If you grew up as I did attending a Catholic grammar school, then you are familiar with nuns. My school was Our Lady of Lourdes in Brooklyn. Children were taught by lay teachers from first to fourth grade. These were formidable women who ranged from saintly (the kind and placid Miss Baumann who exerted such an influence over the young boys in her charge that they would line up on her doorstep in the rain bearing umbrellas, and fight for the honor of escorting her the short distance to school), to malicious (the white-haired, permanently scowling Miss Wall whose special punishment for misbehaving lads was to grasp us firmly by the hair and bang our heads against the slate blackboards.)


Starting in grade five, boys were turned over to the Franciscan Brothers, and girls to the Sisters of Saint Joseph, a community of nuns founded in France in the year 1650. In 1836, a request came from the Bishop of St. Louis, Missouri for Sisters to teach deaf children. He had been advised by a friend in France to "…get the Sisters of St. Joseph because they will do anything". Truer words were never spoken. These nuns were not your modern-day religious women who walk around in pastel colors and penny loafers, no, the nuns at Our Lady of Lourdes were "old school" in the harshest sense of that term. They wore habits that might only be described as starched straight-jackets. And they were feared.


Nuns have been portrayed in movies (Lilies of the Field), plays (Nunsense) and TV shows (The Flying Nun), but I think the characterization that comes closest to the nuns I remember was in the movie Doubt. Meryl Streep plays the forbidding Sister Aloysius Beauvier, a grimly determined grade school principal bent on exposing a priest she believes to be a pedoplile. What made Streep's performance so brilliant was  that she showed us not only the iron will and discipline of  Sister Aloysius, but her repressed softer side that reflects a true love of the children in her care. Girls I knew in school who got to know the nuns saw this side of them, but to us boys, they were all like Rosa Klebb, the villianess with the knife blade in the toe of her boot in the James Bond movie, From Russia with Love.

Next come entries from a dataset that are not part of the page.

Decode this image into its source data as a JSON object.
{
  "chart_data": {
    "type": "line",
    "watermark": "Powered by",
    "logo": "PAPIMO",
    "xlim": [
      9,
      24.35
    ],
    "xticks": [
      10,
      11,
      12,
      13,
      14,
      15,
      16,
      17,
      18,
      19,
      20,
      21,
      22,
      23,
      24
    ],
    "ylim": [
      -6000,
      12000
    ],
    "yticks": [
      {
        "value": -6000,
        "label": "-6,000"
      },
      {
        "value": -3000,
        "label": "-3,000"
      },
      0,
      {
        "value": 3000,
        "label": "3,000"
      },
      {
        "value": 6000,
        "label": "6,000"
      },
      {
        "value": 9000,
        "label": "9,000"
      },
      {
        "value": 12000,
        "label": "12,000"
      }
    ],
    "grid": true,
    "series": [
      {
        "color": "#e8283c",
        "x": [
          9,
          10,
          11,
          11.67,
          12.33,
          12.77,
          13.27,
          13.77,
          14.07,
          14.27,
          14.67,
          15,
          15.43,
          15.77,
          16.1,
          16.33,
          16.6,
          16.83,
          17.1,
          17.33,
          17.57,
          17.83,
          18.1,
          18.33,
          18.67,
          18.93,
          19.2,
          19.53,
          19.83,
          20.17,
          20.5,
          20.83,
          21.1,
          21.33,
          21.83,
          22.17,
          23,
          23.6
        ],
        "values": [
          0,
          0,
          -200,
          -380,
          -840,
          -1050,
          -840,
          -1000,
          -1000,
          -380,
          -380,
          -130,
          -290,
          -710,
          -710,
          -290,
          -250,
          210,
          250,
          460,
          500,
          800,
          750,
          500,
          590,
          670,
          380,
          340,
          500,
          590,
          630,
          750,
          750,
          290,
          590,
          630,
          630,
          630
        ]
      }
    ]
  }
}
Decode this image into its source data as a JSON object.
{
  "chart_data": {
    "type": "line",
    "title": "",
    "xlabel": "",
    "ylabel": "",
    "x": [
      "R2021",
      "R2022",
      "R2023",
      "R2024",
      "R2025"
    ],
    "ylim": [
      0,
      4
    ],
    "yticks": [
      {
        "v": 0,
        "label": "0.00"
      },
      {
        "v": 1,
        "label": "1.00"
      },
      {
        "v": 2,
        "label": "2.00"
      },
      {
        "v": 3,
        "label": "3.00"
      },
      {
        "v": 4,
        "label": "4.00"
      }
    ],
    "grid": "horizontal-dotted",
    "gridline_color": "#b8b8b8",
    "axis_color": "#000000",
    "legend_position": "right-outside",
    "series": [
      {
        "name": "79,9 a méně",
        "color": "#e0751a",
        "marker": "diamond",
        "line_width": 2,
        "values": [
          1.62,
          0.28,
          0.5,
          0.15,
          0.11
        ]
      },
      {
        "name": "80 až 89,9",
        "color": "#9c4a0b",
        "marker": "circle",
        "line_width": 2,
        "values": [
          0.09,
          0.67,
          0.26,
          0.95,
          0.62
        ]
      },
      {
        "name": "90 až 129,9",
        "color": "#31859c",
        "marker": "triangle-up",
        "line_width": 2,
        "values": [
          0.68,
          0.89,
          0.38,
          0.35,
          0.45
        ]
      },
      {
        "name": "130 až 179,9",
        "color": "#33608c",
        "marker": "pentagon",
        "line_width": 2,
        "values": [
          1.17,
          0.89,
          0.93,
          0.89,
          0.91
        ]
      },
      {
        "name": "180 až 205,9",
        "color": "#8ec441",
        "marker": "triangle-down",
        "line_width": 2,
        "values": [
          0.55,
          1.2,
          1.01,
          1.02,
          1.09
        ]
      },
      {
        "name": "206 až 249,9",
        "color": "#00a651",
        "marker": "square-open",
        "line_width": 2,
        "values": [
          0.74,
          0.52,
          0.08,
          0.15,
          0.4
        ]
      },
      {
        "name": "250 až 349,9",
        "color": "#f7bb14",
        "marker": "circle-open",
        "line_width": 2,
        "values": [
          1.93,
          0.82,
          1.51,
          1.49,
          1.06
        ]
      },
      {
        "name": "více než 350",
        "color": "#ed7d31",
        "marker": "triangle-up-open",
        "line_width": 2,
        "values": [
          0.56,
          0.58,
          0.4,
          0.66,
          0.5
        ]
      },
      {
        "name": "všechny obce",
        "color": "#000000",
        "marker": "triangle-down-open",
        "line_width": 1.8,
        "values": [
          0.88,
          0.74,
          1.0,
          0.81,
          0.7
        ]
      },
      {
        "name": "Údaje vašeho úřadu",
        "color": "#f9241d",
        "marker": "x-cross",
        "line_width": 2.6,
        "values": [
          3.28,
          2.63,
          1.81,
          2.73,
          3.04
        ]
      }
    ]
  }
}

Our school wisely separated the girls from the boys. Separate classrooms and separate schoolyards...there would be no fraternization while all those young hormones were raging. That was fine with the boys, because we knew that the Sisters of St. Joseph were the Lord's appointed guardians of feminine purity. To them, boys were testosterone-crazed lunatics whose sole mission in life was to sully innocent young girls. (They should only have seen their innocent girls in action in the balcony of the Colonial Theater.) If we wandered too close to one of the girls a watchful nun might just flick us with a left jab that Sugar Ray Leonard would have envied. The guys in my class were more afraid of them than we were of the brothers. I've told this story before, but I'll repeat it here since it fits the theme.

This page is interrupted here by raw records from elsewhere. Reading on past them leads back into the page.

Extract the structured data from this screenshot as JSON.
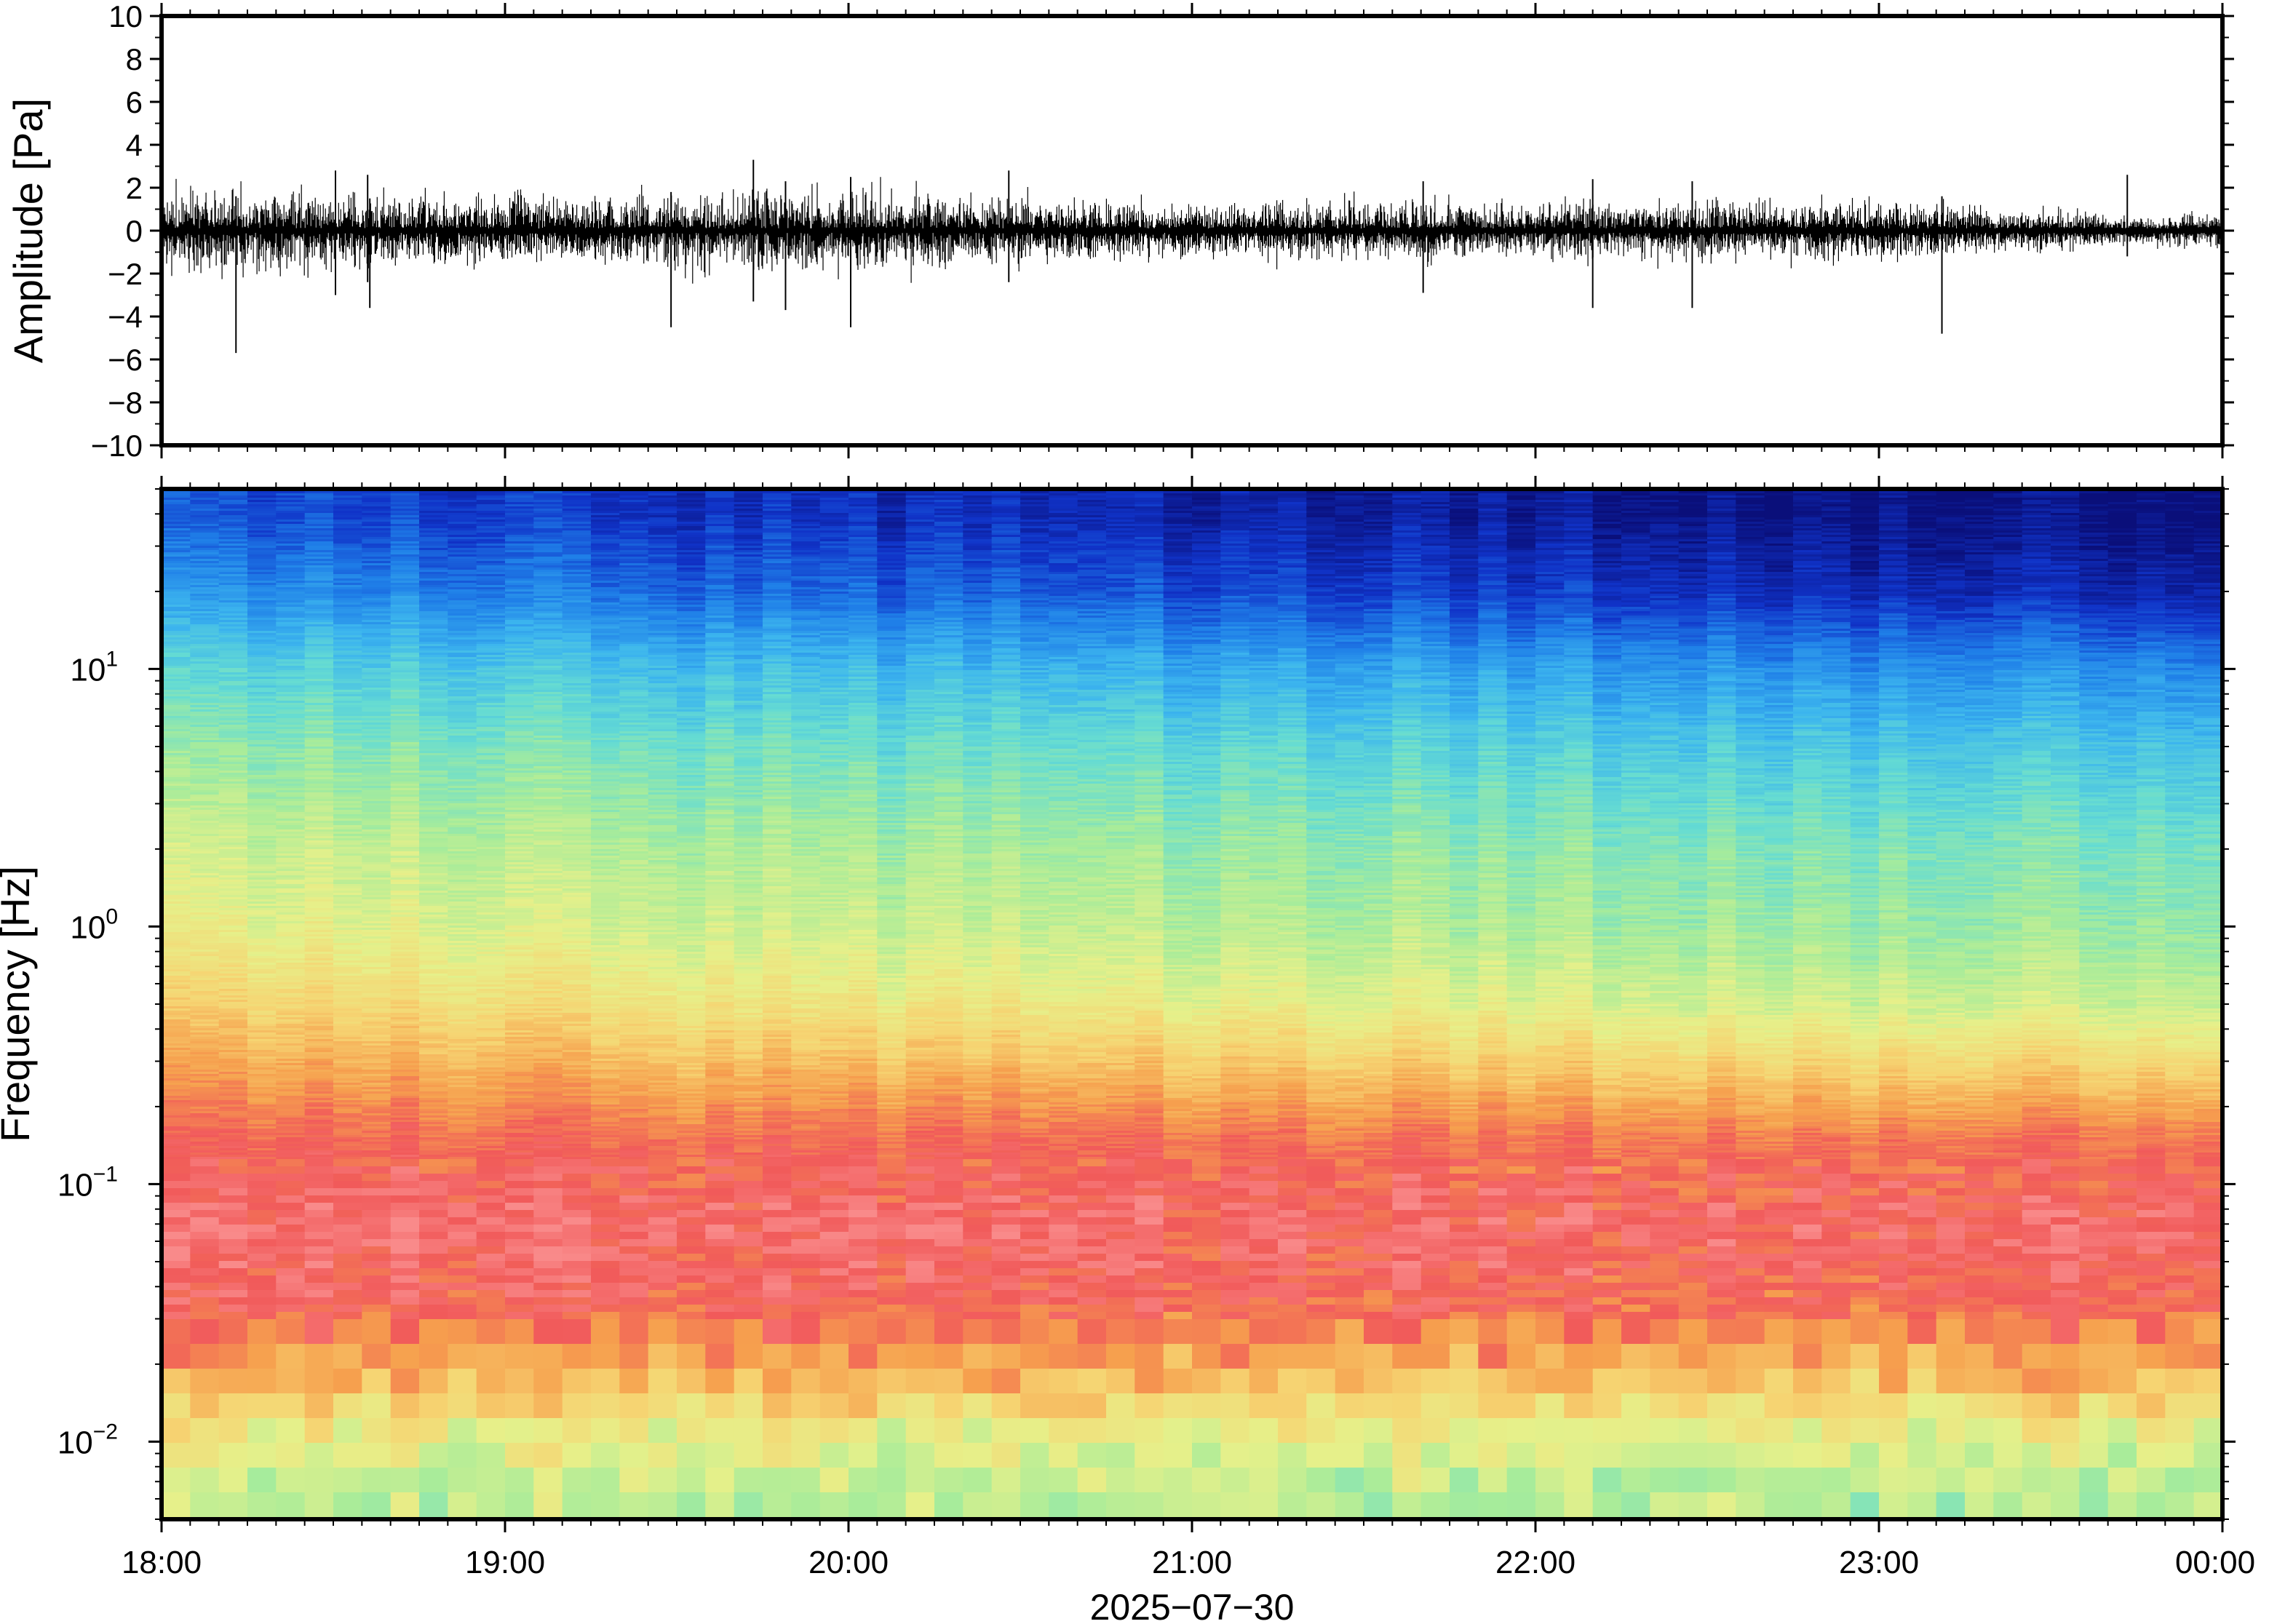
{
  "chart_data": [
    {
      "type": "line",
      "panel": "waveform",
      "ylabel": "Amplitude [Pa]",
      "ylim": [
        -10,
        10
      ],
      "yticks": [
        "10",
        "8",
        "6",
        "4",
        "2",
        "0",
        "−2",
        "−4",
        "−6",
        "−8",
        "−10"
      ],
      "xlim": [
        "18:00",
        "00:00"
      ],
      "x_spikes": [
        {
          "time": "18:13",
          "min": -5.7,
          "max": 1.6
        },
        {
          "time": "18:30",
          "min": -3.0,
          "max": 2.8
        },
        {
          "time": "18:36",
          "min": -2.4,
          "max": 2.6
        },
        {
          "time": "18:36",
          "min": -3.6,
          "max": 1.5
        },
        {
          "time": "19:29",
          "min": -4.5,
          "max": 1.8
        },
        {
          "time": "19:43",
          "min": -3.3,
          "max": 3.3
        },
        {
          "time": "19:49",
          "min": -3.7,
          "max": 2.3
        },
        {
          "time": "20:00",
          "min": -4.5,
          "max": 2.5
        },
        {
          "time": "20:28",
          "min": -2.4,
          "max": 2.8
        },
        {
          "time": "21:40",
          "min": -2.9,
          "max": 2.3
        },
        {
          "time": "22:10",
          "min": -3.6,
          "max": 2.4
        },
        {
          "time": "22:27",
          "min": -3.6,
          "max": 2.3
        },
        {
          "time": "23:11",
          "min": -4.8,
          "max": 1.6
        },
        {
          "time": "23:43",
          "min": -1.2,
          "max": 2.6
        }
      ],
      "amplitude_envelope": [
        {
          "time": "18:00",
          "max": 1.6,
          "min": -1.6
        },
        {
          "time": "19:00",
          "max": 1.3,
          "min": -1.3
        },
        {
          "time": "20:00",
          "max": 1.6,
          "min": -1.6
        },
        {
          "time": "21:00",
          "max": 1.0,
          "min": -1.0
        },
        {
          "time": "22:00",
          "max": 1.1,
          "min": -1.1
        },
        {
          "time": "23:00",
          "max": 1.1,
          "min": -1.1
        },
        {
          "time": "23:45",
          "max": 0.5,
          "min": -0.5
        },
        {
          "time": "00:00",
          "max": 0.7,
          "min": -0.7
        }
      ],
      "line_color": "#000000"
    },
    {
      "type": "heatmap",
      "panel": "spectrogram",
      "ylabel": "Frequency [Hz]",
      "yscale": "log",
      "ylim": [
        0.005,
        50
      ],
      "yticks": [
        {
          "base": "10",
          "exp": "1",
          "value": 10
        },
        {
          "base": "10",
          "exp": "0",
          "value": 1
        },
        {
          "base": "10",
          "exp": "−1",
          "value": 0.1
        },
        {
          "base": "10",
          "exp": "−2",
          "value": 0.01
        }
      ],
      "xlim": [
        "18:00",
        "00:00"
      ],
      "xticks": [
        "18:00",
        "19:00",
        "20:00",
        "21:00",
        "22:00",
        "23:00",
        "00:00"
      ],
      "xlabel": "2025−07−30",
      "colormap": [
        "#0a0f7a",
        "#1033c8",
        "#1f7fe8",
        "#3cb5ee",
        "#66dcd2",
        "#a8ec9a",
        "#e6f08a",
        "#f6d472",
        "#f6a04e",
        "#f15a5a",
        "#f98a8a"
      ],
      "spectral_profile": [
        {
          "freq": 40,
          "level_start": 0.14,
          "level_end": 0.0
        },
        {
          "freq": 20,
          "level_start": 0.24,
          "level_end": 0.06
        },
        {
          "freq": 10,
          "level_start": 0.38,
          "level_end": 0.22
        },
        {
          "freq": 5,
          "level_start": 0.47,
          "level_end": 0.33
        },
        {
          "freq": 2,
          "level_start": 0.56,
          "level_end": 0.43
        },
        {
          "freq": 1,
          "level_start": 0.61,
          "level_end": 0.47
        },
        {
          "freq": 0.5,
          "level_start": 0.7,
          "level_end": 0.55
        },
        {
          "freq": 0.3,
          "level_start": 0.78,
          "level_end": 0.68
        },
        {
          "freq": 0.15,
          "level_start": 0.88,
          "level_end": 0.86
        },
        {
          "freq": 0.07,
          "level_start": 0.95,
          "level_end": 0.93
        },
        {
          "freq": 0.035,
          "level_start": 0.9,
          "level_end": 0.88
        },
        {
          "freq": 0.02,
          "level_start": 0.76,
          "level_end": 0.75
        },
        {
          "freq": 0.012,
          "level_start": 0.62,
          "level_end": 0.6
        },
        {
          "freq": 0.007,
          "level_start": 0.54,
          "level_end": 0.52
        }
      ]
    }
  ]
}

The worst beating I ever got was in 8th grade. Another boy (Michael Miller) and I were carrying a ceramic-like statue of the Blessed Mother balanced on a small table into the 8th grade girls' room down the hall. As we shuffled slowly into the room trying to keep the statue from falling, I craned my neck to get a look at a particular girl when I tripped over the bench seat of a desk that had been left folded down. The statue hung agonizingly in mid-air for a split second before shattering into a thousand pieces. Sister Bonaventura, the most feared nun in the school, had a look of horror on her face and was momentarily frozen like the rest of us. She recovered quickly though and proceeded too beat the hell out of me, all five feet of her. My cheeks redden to this day when I think of my humiliation.

Despite their combativeness, I believe that most nuns, and brothers for that matter, played an important part in educating young people in Catholic schools. People will always cite exceptions to try to demonize them, but most, like Sister Aloysius in the movie Doubt, were good people who took their calling seriously, even if it meant occasionally swatting a malcontent.